14. The Court notes at the outset that, though colloquially known as a "rape shield" provision, the Rule applies in any "sexual misconduct" proceeding, by its terms. Similarly, its exclusion of evidence of "other sexual behavior" is not limited to physical sexual contact. Caroleo argues that Rule 412(a) does not apply here, because the Advisory Notes describe excludable "sexual behavior" as activities involving "actual physical conduct," whereas his proposed questioning would not address any victim's prior in-person sexual activity. Def.'s Opp'n at 14. However, the Advisory Notes also state that "behavior' should be construed to include activities of the mind, such as fantasies of dreams" and describe excludable predisposition evidence as evidence "relating to the alleged victim's mode of dress, speech, or life-style." Thus, a victim's prior engagement in sexual or pornographic photographs would qualify under this broad understanding of evidence excludable under Rule 412(a).
15. Caroleo also alleges that, "[w]hile the government portrays [them] as ... victim[s]," the minors are "guilty of the same criminal activity charged against [him] ... [as] aider[s] and abetter[s] under Federal law. This cannot be said of any victim of a rape, sexual assault, forced prostitution or similar crimes." Def.'s Opp'n at 11. The statement that the minors are "guilty of the same criminal activity" misunderstands the theory of criminal liability for the exploitation offenses. A victim of a coercion offense, for example, cannot be convicted of aiding and abetting the coercive act against herself, since aiding and abetting is premised on facilitation of the offense, which would contradict proof of coercion.
16. Caroleo also asserts that "it is not [his] words that are on trial in this case. It is the photos that were taken by Jane Doe[s] ... that are at issue." Def.'s Opp'n at 12. On the contrary, since one element of the exploitation charges is that Caroleo persuaded, enticed or coerced the minors to produce the images, his words are, quite literally, on trial.
17. Defendant insists that, if he were permitted to pursue this line of questioning, he should be exempted from the mandatory effect of Rule 412(c), which provides that if a party intends to offer Rule 412(b) evidence, they "must file a motion that specifically describes the evidence and states the purpose for which it is to be offered ... at least 14 days before trial unless the court, for good cause, sets a different time." Fed. R. Evid. 412(c)(1)(A), (B).
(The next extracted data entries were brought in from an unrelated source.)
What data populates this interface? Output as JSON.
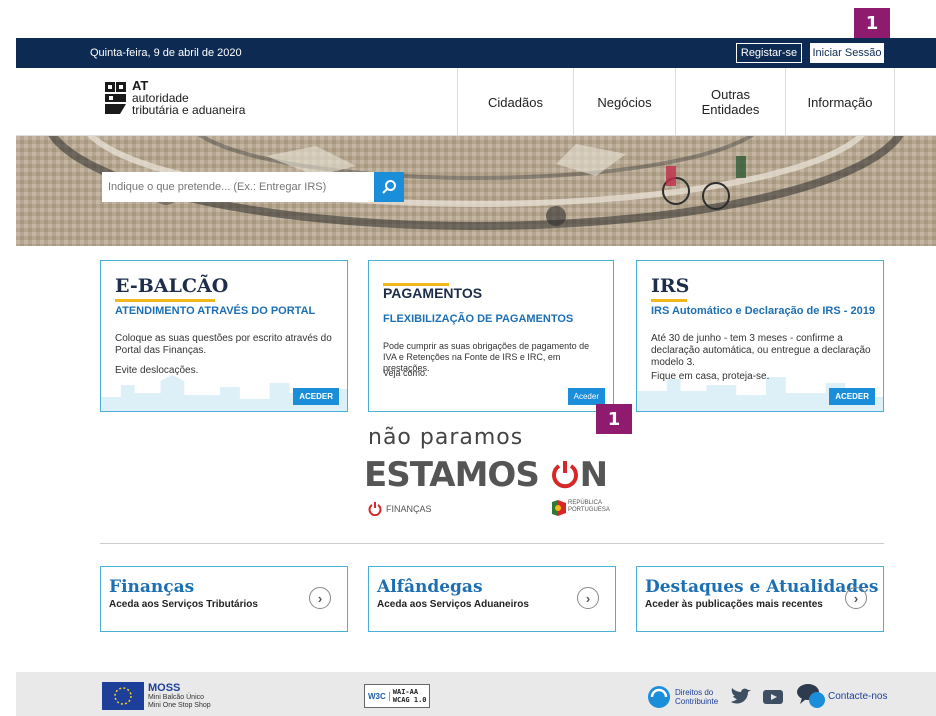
{
  "markers": {
    "top": "1",
    "payments": "1"
  },
  "topbar": {
    "date": "Quinta-feira, 9 de abril de 2020",
    "register": "Registar-se",
    "login": "Iniciar Sessão"
  },
  "logo": {
    "abbr": "AT",
    "line1": "autoridade",
    "line2": "tributária e aduaneira"
  },
  "nav": {
    "items": [
      "Cidadãos",
      "Negócios",
      "Outras Entidades",
      "Informação"
    ]
  },
  "search": {
    "placeholder": "Indique o que pretende... (Ex.: Entregar IRS)"
  },
  "cards": [
    {
      "title": "E-BALCÃO",
      "subtitle": "ATENDIMENTO ATRAVÉS DO PORTAL",
      "text1": "Coloque as suas questões por escrito através do Portal das Finanças.",
      "text2": "Evite deslocações.",
      "button": "ACEDER"
    },
    {
      "title": "PAGAMENTOS",
      "subtitle": "FLEXIBILIZAÇÃO DE PAGAMENTOS",
      "text1": "Pode cumprir as suas obrigações de pagamento de IVA e Retenções na Fonte de IRS e IRC, em prestações.",
      "text2": "Veja como.",
      "button": "Aceder"
    },
    {
      "title": "IRS",
      "subtitle": "IRS Automático e Declaração de IRS - 2019",
      "text1": "Até 30 de junho - tem 3 meses - confirme a declaração automática, ou entregue a declaração modelo 3.",
      "text2": "Fique em casa, proteja-se.",
      "button": "ACEDER"
    }
  ],
  "campaign": {
    "line1": "não paramos",
    "line2a": "ESTAMOS ",
    "line2b": "N",
    "financas": "FINANÇAS",
    "republica1": "REPÚBLICA",
    "republica2": "PORTUGUESA"
  },
  "links": [
    {
      "title": "Finanças",
      "subtitle": "Aceda aos Serviços Tributários"
    },
    {
      "title": "Alfândegas",
      "subtitle": "Aceda aos Serviços Aduaneiros"
    },
    {
      "title": "Destaques e Atualidades",
      "subtitle": "Aceder às publicações mais recentes"
    }
  ],
  "footer": {
    "moss_title": "MOSS",
    "moss_line1": "Mini Balcão Único",
    "moss_line2": "Mini One Stop Shop",
    "wai_line1": "WAI-AA",
    "wai_line2": "WCAG 1.0",
    "rights_line1": "Direitos do",
    "rights_line2": "Contribuinte",
    "contact": "Contacte-nos"
  },
  "colors": {
    "topbar": "#0d2b52",
    "accent_blue": "#1a8ed9",
    "card_border": "#4bb0d8",
    "title_underline": "#f2b71a",
    "marker": "#8e1b6e"
  }
}
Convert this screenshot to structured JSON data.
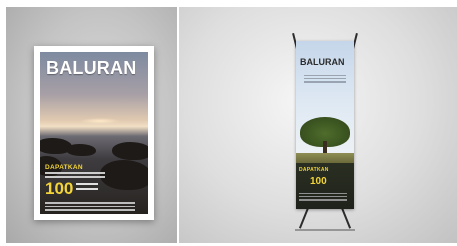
{
  "poster": {
    "title": "BALURAN",
    "subtitle": "DAPATKAN",
    "number": "100",
    "colors": {
      "title": "#ffffff",
      "accent": "#f2d43a"
    }
  },
  "banner": {
    "title": "BALURAN",
    "subtitle": "DAPATKAN",
    "number": "100",
    "colors": {
      "title": "#2b2b2b",
      "accent": "#f2d43a"
    }
  }
}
The defense states that, because Caroleo's interactions with the minors was "anonymous," under screen names, neither he nor his counsel may investigate their prior sexual histories. Def.'s Opp'n at 13. However, his lack of information regarding the alleged victims' prior sexual histories does not exempt him from the mandatory effect of Rule 412(c). If anything, it only highlights that his proposed questioning would be a baseless fishing expedition into the minors' other sexual histories, which flouts the purpose of Rule 412. See Advisory Committee Notes (Rule 412 "aims to safeguard the alleged victim against the invasion of privacy, potential embarrassment and sexual stereotyping that is associated with public disclosure of intimate sexual details and the infusion of sexual innuendo into the factfinding process.").
18. This basic legal principle requires emphasis in light of Caroleo's repeated comparison of the charges against him with charges filed against minors for producing pornographic selfies; what Caroleo overlooks is that, in all of those cases, the photographs were sent to other minors, with no alleged adult involvement in the production or distribution of the images. See Def.'s Opp'n at 12 & n.5. Prosecutions of minors under child pornography laws for sending photos of themselves to other minors, with no adult involvement, may raise novel legal questions, but the prosecution of adults for soliciting pornographic images of and from minors, whether in person or online, does not. See supra n.1.